Écologie politique féministe · Recherche
La nature du genre
The Nature of Gender: Work, Gender, and Environment
À partir de la foresterie communautaire au Népal, Nightingale montre le genre non comme une identité fixe mais comme un processus produit par le travail, le corps, l'affect, les pratiques écologiques et le pouvoir.
Résumé
Nightingale argues for understanding gender as a situated process produced through work, embodied practice, environmental knowledge, and relations of power.
Notes de recherche
L’article d’Andrea J. Nightingale est un texte méthodologique important de l’écologie politique féministe. À partir de la foresterie communautaire au Népal, il refuse de traiter le genre comme une variable statique ajoutée aux recherches environnementales.

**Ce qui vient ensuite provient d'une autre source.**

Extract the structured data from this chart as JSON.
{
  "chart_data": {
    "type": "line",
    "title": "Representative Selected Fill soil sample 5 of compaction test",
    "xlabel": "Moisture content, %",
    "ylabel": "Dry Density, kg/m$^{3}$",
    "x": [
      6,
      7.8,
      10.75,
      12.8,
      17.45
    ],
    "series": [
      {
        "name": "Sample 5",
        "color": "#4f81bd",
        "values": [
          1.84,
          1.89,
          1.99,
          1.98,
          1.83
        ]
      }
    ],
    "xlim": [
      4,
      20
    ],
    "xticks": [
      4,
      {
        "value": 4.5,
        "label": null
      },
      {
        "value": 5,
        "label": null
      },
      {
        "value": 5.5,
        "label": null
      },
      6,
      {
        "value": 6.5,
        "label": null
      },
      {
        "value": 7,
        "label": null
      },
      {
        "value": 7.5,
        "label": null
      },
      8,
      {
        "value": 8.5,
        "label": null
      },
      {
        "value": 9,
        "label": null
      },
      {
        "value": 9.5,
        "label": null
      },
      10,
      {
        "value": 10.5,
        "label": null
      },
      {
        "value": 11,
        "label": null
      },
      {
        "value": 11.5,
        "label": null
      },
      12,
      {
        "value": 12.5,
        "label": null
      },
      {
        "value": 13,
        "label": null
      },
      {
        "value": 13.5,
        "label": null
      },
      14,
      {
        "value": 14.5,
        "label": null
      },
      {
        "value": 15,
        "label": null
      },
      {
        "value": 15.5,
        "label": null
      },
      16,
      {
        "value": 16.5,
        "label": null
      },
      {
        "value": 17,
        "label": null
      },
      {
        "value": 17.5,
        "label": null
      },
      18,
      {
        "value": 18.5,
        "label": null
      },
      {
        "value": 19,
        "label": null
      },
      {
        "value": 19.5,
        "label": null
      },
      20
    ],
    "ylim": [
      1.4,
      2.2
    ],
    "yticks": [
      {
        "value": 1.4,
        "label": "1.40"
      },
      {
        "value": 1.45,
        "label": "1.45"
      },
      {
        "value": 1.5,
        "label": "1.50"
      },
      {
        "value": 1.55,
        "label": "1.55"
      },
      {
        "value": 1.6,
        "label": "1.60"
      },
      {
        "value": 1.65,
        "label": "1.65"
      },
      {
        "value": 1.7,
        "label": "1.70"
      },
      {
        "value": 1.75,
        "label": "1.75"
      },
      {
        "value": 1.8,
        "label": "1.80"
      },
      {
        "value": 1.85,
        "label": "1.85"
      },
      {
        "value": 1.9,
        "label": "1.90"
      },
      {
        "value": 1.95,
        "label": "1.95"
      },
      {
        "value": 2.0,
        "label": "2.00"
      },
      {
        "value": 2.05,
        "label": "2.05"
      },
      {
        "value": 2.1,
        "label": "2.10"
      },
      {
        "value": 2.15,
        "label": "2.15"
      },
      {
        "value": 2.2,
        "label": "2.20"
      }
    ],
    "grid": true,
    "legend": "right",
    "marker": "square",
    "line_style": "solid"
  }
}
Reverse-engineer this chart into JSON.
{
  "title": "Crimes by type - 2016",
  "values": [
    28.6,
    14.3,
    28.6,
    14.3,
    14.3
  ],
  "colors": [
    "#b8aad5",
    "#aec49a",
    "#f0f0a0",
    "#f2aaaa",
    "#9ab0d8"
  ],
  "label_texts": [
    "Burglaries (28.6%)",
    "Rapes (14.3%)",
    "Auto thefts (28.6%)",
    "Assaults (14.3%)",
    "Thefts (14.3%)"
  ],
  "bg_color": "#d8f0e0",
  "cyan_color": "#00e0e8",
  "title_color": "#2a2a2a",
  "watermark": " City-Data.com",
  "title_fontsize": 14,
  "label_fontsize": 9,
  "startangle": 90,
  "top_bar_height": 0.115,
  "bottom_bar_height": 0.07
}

Le genre y est compris comme un processus produit par le travail, l’incorporation, l’affect, les savoirs écologiques et le pouvoir institutionnel.
Son intérêt est de faire des « femmes dans l’environnement » autre chose qu’une catégorie démographique. Nightingale analyse qui coupe le bois, qui gère la forêt, qui est reconnu comme détenteur d’un savoir environnemental et qui peut parler dans les réunions communautaires, tout en prenant au sérieux la peur, la honte, la fatigue corporelle et l’appartenance locale.
Pour FemRes, ce texte se lit avec l’analyse des droits aux ressources chez Agarwal. Agarwal met l’accent sur les institutions et la distribution ; Nightingale montre comment ces relations entrent dans les corps, le travail et les pratiques quotidiennes, donnant à l’écologie politique féministe une analyse plus fine du pouvoir.